Hasta Davis-ta Baby
At this writing we don’t know if Swartzenegger has won the election for Governor of California or if the recall was successful or not. However, we have obtained his manifesto for ruling California (the 4th Reich) and here are some highlights:
Arnold Schwartzenegger’s Workout Plan for California
- Pledges to work one of his movie titles or catchphrases into every press release or public statement.
- Says he can’t “Totally Recall” all groping incidents but offers “True Lies” about what really happened and denies British Stewardess had his “Twins”
- Naked posedown competition to replace debate format with California House of Reps.
- Promises to only name hot hard-bodies to California judgeships.
- Pledges creation of mandatory “Concentration Fun-Parks” with work-out programs for obese Californians.
- Announces creation of thousands of new jobs in the “Concentration Fun-Park Lampshade and Soap Factories” using park by-products.
- State food stamps can now be used to purchase steroids and Nutra-cal.
- Will equally distribute gropes to fat and ugly chicks as well as foxy ones.
- Free bikini waxes for illegal immigrants.
- Promises to repair any future earthquake damage with his super-human strength.
- Vows to increase wife Maria’s IV drip to lessen the gaunt, skeletal grimace on her bony face.
- Will now responsibly practice safe sex in any future body-builder/groupie gangbangs.
- New informality for Gov.’s staff; speedos instead of suits and ties.
- Promises to personally kick the shit out of Ben Affleck after the election, win or lose. Not because he has anything to do with the election, he’s just irritating.
- Denies he stated admiration for Hitler, claims he only said he likes Fascist dictators and genocidal maniacs in general.
- Promises to shave Adriana Huffington’s ass and make her walk backwards.
- Derides Bustamante’s campaign: “You don’t want some flabby girlie man wet-back for Governor.”
- After public outcry from Hispanic Community says he misspoke: meant to say “beaner”.
- Picks up California Bean Producers endorsement.
- Pledges to publically “take it up the ass like a man” to make up for past anti-gay remarks, plus “name some big fag to a really cushy government job.”
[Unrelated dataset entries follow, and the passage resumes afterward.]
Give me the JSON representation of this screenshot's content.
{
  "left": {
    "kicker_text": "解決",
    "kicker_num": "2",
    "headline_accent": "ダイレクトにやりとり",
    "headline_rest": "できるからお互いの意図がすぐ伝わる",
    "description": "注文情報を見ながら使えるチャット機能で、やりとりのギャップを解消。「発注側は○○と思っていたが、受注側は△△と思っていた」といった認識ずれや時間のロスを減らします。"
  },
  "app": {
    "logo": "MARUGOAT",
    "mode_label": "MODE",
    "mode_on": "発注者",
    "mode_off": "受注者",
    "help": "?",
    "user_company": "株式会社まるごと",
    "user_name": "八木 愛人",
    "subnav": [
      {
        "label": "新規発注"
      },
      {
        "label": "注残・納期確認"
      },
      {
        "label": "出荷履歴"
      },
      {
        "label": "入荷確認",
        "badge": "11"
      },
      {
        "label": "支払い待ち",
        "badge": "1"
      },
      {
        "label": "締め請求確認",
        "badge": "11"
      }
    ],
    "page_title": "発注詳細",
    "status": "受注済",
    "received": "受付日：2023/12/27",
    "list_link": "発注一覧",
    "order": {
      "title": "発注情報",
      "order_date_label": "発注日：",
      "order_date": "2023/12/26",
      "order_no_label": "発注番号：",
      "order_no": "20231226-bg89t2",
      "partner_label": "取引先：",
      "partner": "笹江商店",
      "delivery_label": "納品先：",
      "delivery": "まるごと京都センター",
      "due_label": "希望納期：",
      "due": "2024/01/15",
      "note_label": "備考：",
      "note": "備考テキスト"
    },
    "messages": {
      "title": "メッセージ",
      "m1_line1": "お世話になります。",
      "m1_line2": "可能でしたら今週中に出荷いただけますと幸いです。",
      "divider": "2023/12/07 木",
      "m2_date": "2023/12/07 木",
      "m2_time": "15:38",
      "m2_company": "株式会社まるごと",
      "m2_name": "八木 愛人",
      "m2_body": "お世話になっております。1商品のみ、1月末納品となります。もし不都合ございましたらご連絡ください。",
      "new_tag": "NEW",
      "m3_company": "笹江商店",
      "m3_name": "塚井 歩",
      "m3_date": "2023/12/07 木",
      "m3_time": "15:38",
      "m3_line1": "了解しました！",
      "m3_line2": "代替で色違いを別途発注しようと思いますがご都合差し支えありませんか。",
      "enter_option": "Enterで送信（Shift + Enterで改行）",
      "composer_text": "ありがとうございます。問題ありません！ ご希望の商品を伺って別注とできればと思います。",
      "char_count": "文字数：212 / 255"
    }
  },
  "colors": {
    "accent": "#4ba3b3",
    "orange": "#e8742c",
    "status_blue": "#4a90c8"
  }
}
- Names Hans and Franz “official schtick of California”.
- Free buzzcuts and swastika tattoos for the kiddies
- Will offer to cheaply rent the gap in his front teeth to California homeless.
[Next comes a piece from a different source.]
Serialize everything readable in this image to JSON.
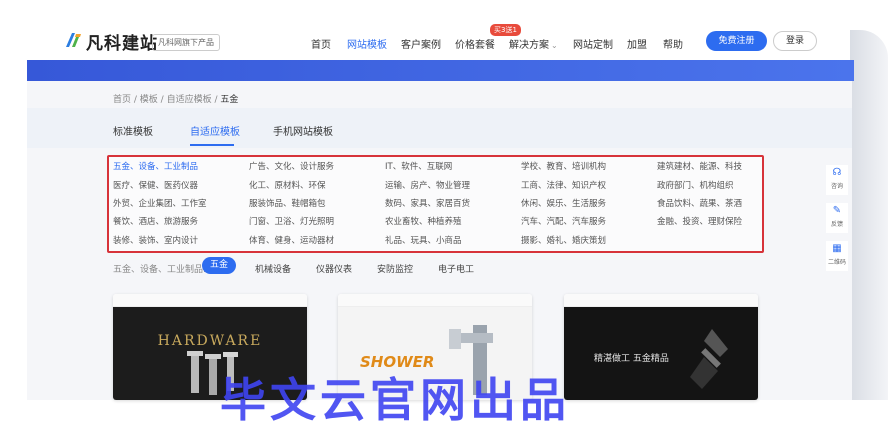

- Says he will “Terminate” the California deficit, or at least offer a new play on his movie titles about it every week.
- In deference to the sensitivity of California residents rendered homeless by seasonal mudslides; frozen KahlĂșa, cream and vodka will now be known as a “Panty Remover”.
- Every press conference with 25 minute pec flexing display.
- Followed by demonstration of how to break pencils with your gluts.
- Offered to not give McClintock super atomic death wedgie if he drops out of Governor’s race.
- Pledges surgery to correct his bizarre ‘figure 8’ smile to a more familiar ‘sideways D’ most Americans are comfortable with.
- Agrees to publically “pimp-slap Gray Davis daily like the little bitch he is.”
- Won’t torture and kill anymore small children for sport- wait, has that allegation come out yet? Never mind that one.
- Will name Dee Snider to newly created cabinet post of “Freaky Looking 7 foot Tall Ex-Metalhead Vocalist Affairs.”
- Also will have “We’re not Gonna Take It” played instead of the national anthem at all sports competitions and replacing Wedding March at all marriages in California.
- Makes reasonable argument “if Clinton is campaigning against me, I must not be all that bad.”
- Medicare will now cover bruises and contusions from “body-builder grope syndrome”.
- Will call a moratorium on lame “list” type features like this in humor sites and columns.
- Will replace after-school health and fitness workouts with a program of ridicule and beatings for fatties.
- Promises to pass law forcing LA Times to be printed on softer paper to reduce incidence of Californians chafing their asses.
- All liberal pinko Hollywood Stars will have to stfu and make movies, sing, do their jobs etc. and give up the political demogoging and enviromental preaching that we all know and love.
- Pledges to throw Gray Davis as far into the Pacific as he can for charity.
- Promises to pass programs and raise funds “for the children”.
- Promises to lower taxes and raise hemlines.
- Vows to back revival of “Promises, Promises” (ba dum dum)
- From the Gray Davis camp: Arnold promises to alleviate stray animal problem by feeding helpless puppies and kittens to his pet pirannas.
- Will throw out t-shirts and autographed posters to ghetto kids as part of his program to improve life in the ‘inner cities’.
- Declares Nevada is historically and culturally part of California and must be annexed to free the Californians oppressed there.